The red banner of socialism flew as a beacon of hope to the workers and oppressed peoples of the world. Following the bitter experience of the Civil War period, the CPSU knew that the imperialists would not let such a challenge go unanswered. In 1931, ten years before the German Nazi invasion of the USSR, Stalin said, “We are fifty or a hundred years behind the advanced countries. We must make good this distance in ten years. Either we do it, or they will crush us.” Stalin was correct in his assessment of the challenge and the danger that faced them, and they did close the distance. Likewise, Stalin led the CPSU in defeating the organization of a “fifth column” of enemy agents, spies and saboteurs with the USSR. The Soviet people heroically built their industry and developed their productive forces so that they were able to eventually turn the tide of the German invasion at Stalingrad and push the Nazis all the way back to Berlin. The Soviet Union lost 20 million people in this life or death struggle, bearing the brunt of the war and taking the lead in saving the world from fascism. During and after World War II, the Soviet Union was pivotal to the establishment of socialism in China, Korea and Eastern Europe.

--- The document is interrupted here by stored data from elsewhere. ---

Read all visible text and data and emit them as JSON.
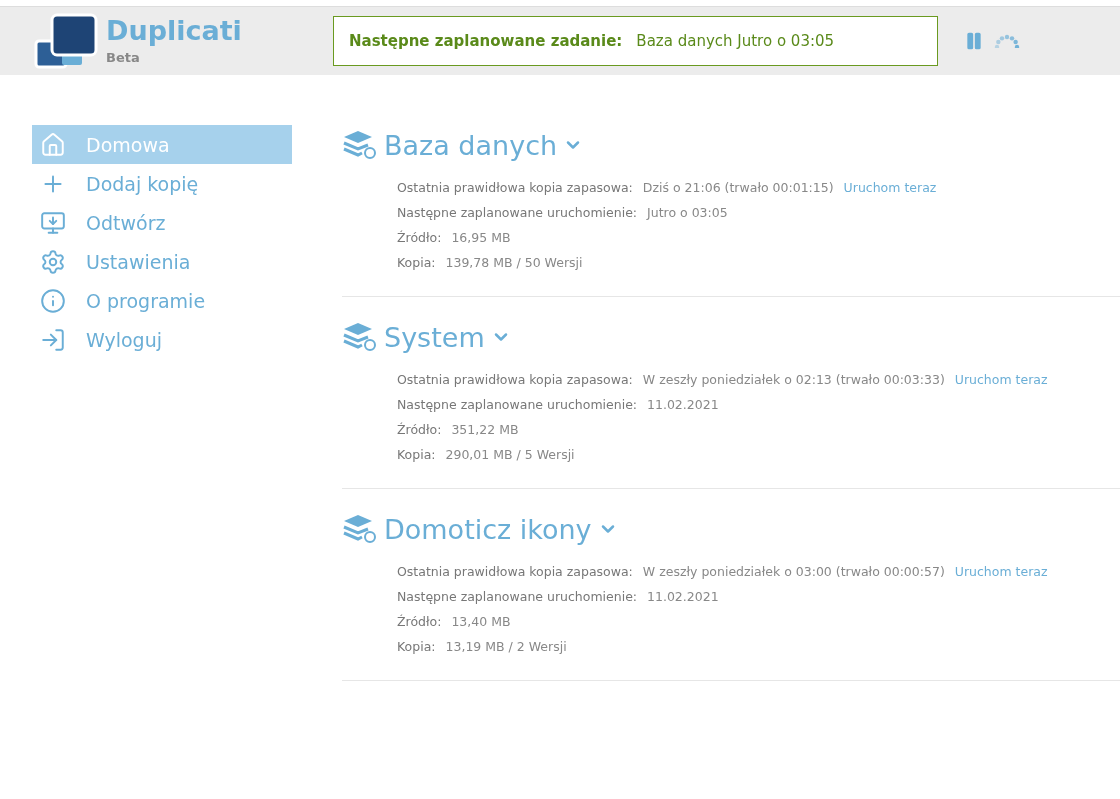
{
  "header": {
    "app_name": "Duplicati",
    "app_subtitle": "Beta",
    "status": {
      "label": "Następne zaplanowane zadanie:",
      "value": "Baza danych Jutro o 03:05"
    }
  },
  "sidebar": {
    "items": [
      {
        "kind": "home",
        "label": "Domowa",
        "selected": true
      },
      {
        "kind": "add",
        "label": "Dodaj kopię",
        "selected": false
      },
      {
        "kind": "restore",
        "label": "Odtwórz",
        "selected": false
      },
      {
        "kind": "settings",
        "label": "Ustawienia",
        "selected": false
      },
      {
        "kind": "about",
        "label": "O programie",
        "selected": false
      },
      {
        "kind": "logout",
        "label": "Wyloguj",
        "selected": false
      }
    ]
  },
  "jobs": [
    {
      "name": "Baza danych",
      "rows": [
        {
          "label": "Ostatnia prawidłowa kopia zapasowa:",
          "value": "Dziś o 21:06 (trwało 00:01:15)",
          "action": "Uruchom teraz"
        },
        {
          "label": "Następne zaplanowane uruchomienie:",
          "value": "Jutro o 03:05"
        },
        {
          "label": "Źródło:",
          "value": "16,95 MB"
        },
        {
          "label": "Kopia:",
          "value": "139,78 MB / 50 Wersji"
        }
      ]
    },
    {
      "name": "System",
      "rows": [
        {
          "label": "Ostatnia prawidłowa kopia zapasowa:",
          "value": "W zeszły poniedziałek o 02:13 (trwało 00:03:33)",
          "action": "Uruchom teraz"
        },
        {
          "label": "Następne zaplanowane uruchomienie:",
          "value": "11.02.2021"
        },
        {
          "label": "Źródło:",
          "value": "351,22 MB"
        },
        {
          "label": "Kopia:",
          "value": "290,01 MB / 5 Wersji"
        }
      ]
    },
    {
      "name": "Domoticz ikony",
      "rows": [
        {
          "label": "Ostatnia prawidłowa kopia zapasowa:",
          "value": "W zeszły poniedziałek o 03:00 (trwało 00:00:57)",
          "action": "Uruchom teraz"
        },
        {
          "label": "Następne zaplanowane uruchomienie:",
          "value": "11.02.2021"
        },
        {
          "label": "Źródło:",
          "value": "13,40 MB"
        },
        {
          "label": "Kopia:",
          "value": "13,19 MB / 2 Wersji"
        }
      ]
    }
  ]
}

After Stalin’s death in 1953, despite the growth of opportunist and revisionist currents within the CPSU, especially following the 20th and 22nd Congresses in 1956 and 1961, the Soviet Union continued to be a force for peace and democracy against imperialism and war. It aided and defended revolutionary movements all over the world, from defending Eastern European socialism from imperialist-backed counterrevolution, to supporting socialist revolution in Cuba and Vietnam.

The achievements of socialism in the USSR prove that the working class, guided by Marxism-Leninism, can create a society based on serving the people instead of the blind pursuit of profit, and despite all of the imperialist propaganda that would have you believe otherwise, can accomplish truly amazing things.